Les cartes présentées dans la mesure d’un continent permettent de comprendre les entreprises d’explorateurs comme Colomb, Verrazzano, Hudson, Cartier, Champlain, Cavelier de La Salle, les frères Le Moyne (de Bienville et d’Iberville), Cook, Vancouver, La Pérouse etc. Leurs voyages furent souvent épiques et ont permis de dresser le portrait de l’Amérique du Nord. Le livre souligne le soutien indispensable des populations autochtones alors qu’elles ont payé un prix très élevé pour avoir accueilli les Européens. La mesure d’un continent quitte parfois le récit chronologique pour présenter des points thématiques comme par exemple des portraits de cartographes majeurs comme Jean-Baptiste Franquelin et Nicolas Bellin, les outils des marins et des cartographes ou encore les villes et postes fortifiés en Nouvelle-France. Et le livre fait la lumière sur des aspects un peu passés aux oubliettes de l’histoire : on connaît la Nouvelle-France et la Nouvelle-Angleterre mais qui a déjà entendu parler de la Nouvelle-Belgique et de la Nouvelle-Suède ?

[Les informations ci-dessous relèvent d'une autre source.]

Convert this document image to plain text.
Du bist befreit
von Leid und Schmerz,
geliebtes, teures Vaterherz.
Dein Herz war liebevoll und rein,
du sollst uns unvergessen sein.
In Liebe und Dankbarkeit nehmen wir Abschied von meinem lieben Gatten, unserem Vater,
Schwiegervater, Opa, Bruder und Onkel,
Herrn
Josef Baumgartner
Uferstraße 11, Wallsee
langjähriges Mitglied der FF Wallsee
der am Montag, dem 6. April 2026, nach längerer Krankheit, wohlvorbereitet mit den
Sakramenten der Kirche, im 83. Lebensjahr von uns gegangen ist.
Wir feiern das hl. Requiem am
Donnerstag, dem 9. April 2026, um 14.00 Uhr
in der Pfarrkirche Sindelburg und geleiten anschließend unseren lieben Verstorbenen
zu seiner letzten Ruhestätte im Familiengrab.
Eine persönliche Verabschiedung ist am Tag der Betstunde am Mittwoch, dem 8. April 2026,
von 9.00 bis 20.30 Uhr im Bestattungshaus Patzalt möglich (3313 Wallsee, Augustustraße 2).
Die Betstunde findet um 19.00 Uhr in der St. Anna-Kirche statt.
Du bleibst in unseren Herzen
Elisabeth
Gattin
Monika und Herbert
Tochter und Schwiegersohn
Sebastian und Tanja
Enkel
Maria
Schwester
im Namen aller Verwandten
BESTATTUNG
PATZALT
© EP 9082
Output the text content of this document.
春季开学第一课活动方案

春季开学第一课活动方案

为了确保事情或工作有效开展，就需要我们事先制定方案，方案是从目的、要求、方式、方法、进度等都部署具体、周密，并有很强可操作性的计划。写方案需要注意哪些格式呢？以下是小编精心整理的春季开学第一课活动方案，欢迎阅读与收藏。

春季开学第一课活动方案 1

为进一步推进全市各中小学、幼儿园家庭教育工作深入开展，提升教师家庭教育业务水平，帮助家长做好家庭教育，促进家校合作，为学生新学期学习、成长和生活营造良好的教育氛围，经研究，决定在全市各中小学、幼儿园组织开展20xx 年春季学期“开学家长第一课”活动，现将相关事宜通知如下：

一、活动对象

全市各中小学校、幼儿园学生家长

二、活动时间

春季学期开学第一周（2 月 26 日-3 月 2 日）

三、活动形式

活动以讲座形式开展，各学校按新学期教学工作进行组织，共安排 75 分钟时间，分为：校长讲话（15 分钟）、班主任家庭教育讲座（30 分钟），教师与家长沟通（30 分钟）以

J’aurais aimé que certaines cartes soient offertes en plus grand format pour pouvoir aller dans le détail des tous petits caractères. Mais il y a des limites physiques incontournables, sauf à vouloir en faire une grosse encyclopédie.
Je me suis aussi demandé pourquoi les auteurs ont exclu le Mexique de leur propos alors qu’il fait bien partie de l’Amérique du Nord. Ce faisant, le livre ne traite pas de l’apport des Espagnols à l’exploration du continent. Le Mexique, la Californie et les zones contrôlées par les Espagnols sont exclus. Pourquoi ? Mais ce sont là les seules petites objections que je peux avoir à la lecture de ce livre de qualité qui m’a enthousiasmé.